An ordinary peasant (who probably had far more immediate concerns, such as how to feed, clothe, and house his family) would rarely have a different religious opinion from that imposed by his lord; And when his lord switched allegiance (or was deposed and replaced), so the peasant would switch.

During the Thirty Years War, much of Europe (particularly the area that's now Germany) changed many times from Catholic to Protestant, or vice versa, depending on which army was locally dominant. The peasants were far to busy trying to stop the soldiers from raping their wives and daughters, and/or from stealing their entire stock of food, to even consider arguing against the edicts about which church to attend on Sunday, or worrying about the form the worship would take when they got there.

Certainly in Christendom, religion wasn't something you chose, it was something you were told to do.

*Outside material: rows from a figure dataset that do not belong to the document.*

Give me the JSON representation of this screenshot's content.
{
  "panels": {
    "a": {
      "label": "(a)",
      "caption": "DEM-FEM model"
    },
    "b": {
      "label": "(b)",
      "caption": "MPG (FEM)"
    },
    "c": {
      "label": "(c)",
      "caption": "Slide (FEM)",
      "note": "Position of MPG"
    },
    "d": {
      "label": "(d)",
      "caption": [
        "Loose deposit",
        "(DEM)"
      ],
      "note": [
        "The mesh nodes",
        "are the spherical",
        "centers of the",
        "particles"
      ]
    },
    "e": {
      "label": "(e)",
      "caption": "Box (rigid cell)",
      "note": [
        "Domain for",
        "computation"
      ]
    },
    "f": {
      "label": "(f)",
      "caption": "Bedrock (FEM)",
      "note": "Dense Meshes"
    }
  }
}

Of course there were always a handful of (usually wealthy and/or powerful) people who tried to buck that system - often because they'd genuinely swallowed the bullshit and really believed that it mattered to their eternal souls - but these exceptions were rare, and frequently died (and were declared martyrs) for their positions.

The idea of tolerating having neighbours who don't share your religious practices is very novel. Catholics have only recently accepted that they're not allowed to set people on fire for merely disagreeing with them; Protestants, by contrast, typically hanged or beheaded those who refused to agree.